A very interesting complex beta integral:

[alyafey22]

This is one of the most interesting integrals I've ever seen

$$\frac{1}{2\pi i }\int^{c+i\infty}_{c-i\infty}t^{-a} (1-t)^{-b-1}\, dt = \frac{1}{b\,\beta(a,b)}$$

Does anybody have any idea how to prove it ?

 

[Sudharaka]

This is one of the most interesting integrals I've ever seen

$$\frac{1}{2\pi i }\int^{c+i\infty}_{c-i\infty}t^{-a} (1-t)^{-b-1}\, dt = \frac{1}{b\,\beta(a,b)}$$

Does anybody have any idea how to prove it ?

Hi ZaidAlyafey, :)

Is \(a\) and/or \(b\) integers?

 

[alyafey22]

Hi ZaidAlyafey, :)

Is \(a\) and/or \(b\) integers?

Hi, when first I saw this equality there didn't seem to be this restriction , but let us
assume for simplicity that a and b are integers.

 

[alyafey22]

I guess you are thinking about using residues in a way similar to the broomwich integral.

 

[Sudharaka]

I guess you are thinking about using residues in a way similar to the broomwich integral.

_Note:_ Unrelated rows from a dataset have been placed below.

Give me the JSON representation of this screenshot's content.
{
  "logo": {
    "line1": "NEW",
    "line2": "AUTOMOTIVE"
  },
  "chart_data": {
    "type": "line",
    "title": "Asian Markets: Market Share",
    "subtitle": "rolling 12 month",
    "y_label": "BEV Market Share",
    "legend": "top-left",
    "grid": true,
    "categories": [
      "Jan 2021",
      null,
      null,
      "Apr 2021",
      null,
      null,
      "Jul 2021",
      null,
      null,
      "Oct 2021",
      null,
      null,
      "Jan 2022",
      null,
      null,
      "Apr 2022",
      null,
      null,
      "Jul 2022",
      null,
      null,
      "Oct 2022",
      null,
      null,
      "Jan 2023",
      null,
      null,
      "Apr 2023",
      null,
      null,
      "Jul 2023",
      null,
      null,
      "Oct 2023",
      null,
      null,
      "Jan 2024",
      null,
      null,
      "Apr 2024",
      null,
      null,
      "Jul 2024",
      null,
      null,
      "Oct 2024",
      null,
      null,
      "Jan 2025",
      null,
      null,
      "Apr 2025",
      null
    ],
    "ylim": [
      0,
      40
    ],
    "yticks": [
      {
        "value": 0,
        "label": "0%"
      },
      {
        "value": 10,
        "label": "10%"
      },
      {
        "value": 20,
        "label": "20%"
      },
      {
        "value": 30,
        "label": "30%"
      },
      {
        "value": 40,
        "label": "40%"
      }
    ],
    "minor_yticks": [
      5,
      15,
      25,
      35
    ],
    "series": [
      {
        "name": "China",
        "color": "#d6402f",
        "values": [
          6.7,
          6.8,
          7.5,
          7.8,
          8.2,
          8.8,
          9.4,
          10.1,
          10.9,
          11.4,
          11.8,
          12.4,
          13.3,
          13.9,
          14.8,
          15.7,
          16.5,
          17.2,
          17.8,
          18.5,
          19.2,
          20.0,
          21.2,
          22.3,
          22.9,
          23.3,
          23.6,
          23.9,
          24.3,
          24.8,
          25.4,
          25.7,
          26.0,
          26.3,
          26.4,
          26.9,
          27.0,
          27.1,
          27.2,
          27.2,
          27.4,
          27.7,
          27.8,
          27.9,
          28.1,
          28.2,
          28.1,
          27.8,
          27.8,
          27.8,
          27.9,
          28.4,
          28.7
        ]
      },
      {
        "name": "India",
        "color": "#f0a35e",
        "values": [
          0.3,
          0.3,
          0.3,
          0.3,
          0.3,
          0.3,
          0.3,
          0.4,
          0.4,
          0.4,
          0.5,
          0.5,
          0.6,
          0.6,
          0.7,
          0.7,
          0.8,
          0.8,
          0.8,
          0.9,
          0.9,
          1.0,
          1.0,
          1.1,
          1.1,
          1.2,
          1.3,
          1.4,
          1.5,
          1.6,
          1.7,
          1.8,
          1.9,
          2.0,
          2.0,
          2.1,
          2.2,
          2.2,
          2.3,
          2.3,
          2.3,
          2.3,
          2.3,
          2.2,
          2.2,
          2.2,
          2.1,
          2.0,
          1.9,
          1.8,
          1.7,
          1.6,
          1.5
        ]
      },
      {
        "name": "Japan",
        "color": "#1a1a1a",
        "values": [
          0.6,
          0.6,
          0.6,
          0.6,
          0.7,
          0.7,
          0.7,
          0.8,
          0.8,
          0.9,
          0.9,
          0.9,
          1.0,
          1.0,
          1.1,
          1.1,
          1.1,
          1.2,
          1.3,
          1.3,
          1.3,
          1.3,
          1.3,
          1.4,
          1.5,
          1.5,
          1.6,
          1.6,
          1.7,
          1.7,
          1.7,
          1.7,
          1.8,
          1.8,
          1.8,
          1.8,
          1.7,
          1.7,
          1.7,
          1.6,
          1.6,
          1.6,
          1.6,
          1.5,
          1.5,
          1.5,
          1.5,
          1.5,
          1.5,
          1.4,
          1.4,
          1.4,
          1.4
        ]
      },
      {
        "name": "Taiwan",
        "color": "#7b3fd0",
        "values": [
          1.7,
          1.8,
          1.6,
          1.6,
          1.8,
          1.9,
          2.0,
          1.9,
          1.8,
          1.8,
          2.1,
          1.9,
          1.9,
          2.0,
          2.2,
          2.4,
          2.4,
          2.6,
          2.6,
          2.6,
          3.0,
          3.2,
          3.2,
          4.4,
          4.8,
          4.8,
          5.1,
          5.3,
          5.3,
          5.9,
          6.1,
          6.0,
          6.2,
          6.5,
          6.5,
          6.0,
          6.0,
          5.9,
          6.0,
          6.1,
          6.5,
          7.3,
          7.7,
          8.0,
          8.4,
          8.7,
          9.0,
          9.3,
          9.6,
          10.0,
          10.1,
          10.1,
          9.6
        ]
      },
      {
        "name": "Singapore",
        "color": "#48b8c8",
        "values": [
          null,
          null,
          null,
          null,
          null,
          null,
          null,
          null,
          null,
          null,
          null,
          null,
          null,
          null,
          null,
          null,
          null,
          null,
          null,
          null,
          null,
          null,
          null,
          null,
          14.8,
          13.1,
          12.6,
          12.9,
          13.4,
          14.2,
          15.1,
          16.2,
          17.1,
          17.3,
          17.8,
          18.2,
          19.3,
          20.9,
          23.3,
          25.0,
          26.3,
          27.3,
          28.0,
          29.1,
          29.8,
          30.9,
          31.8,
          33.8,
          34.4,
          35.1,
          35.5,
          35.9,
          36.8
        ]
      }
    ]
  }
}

Yeah, but I don't think I can find a way to get the required answer using that method. Where did you find this integral?

 

[alyafey22]

Yeah, but I don't think I can find a way to get the required answer using that method. Where did you find this integral?

Well, after searching I got that which is called the Third(Cauchy's) beta integral :

$$\int^{\infty}_{-\infty}\frac{dt}{(1-it)^a(1+it)^b}= \frac{\pi 2^{2-a-b}\Gamma{(a+b-1)}}{\Gamma(a)\Gamma(b)}$$

Clearly our integral can be derived by doing a substitution , so this is a general formula
I found this in a paper SPECIAL FUNCTIONS AND THEIR SYMMETRIES by Vadim KUZNETSOV.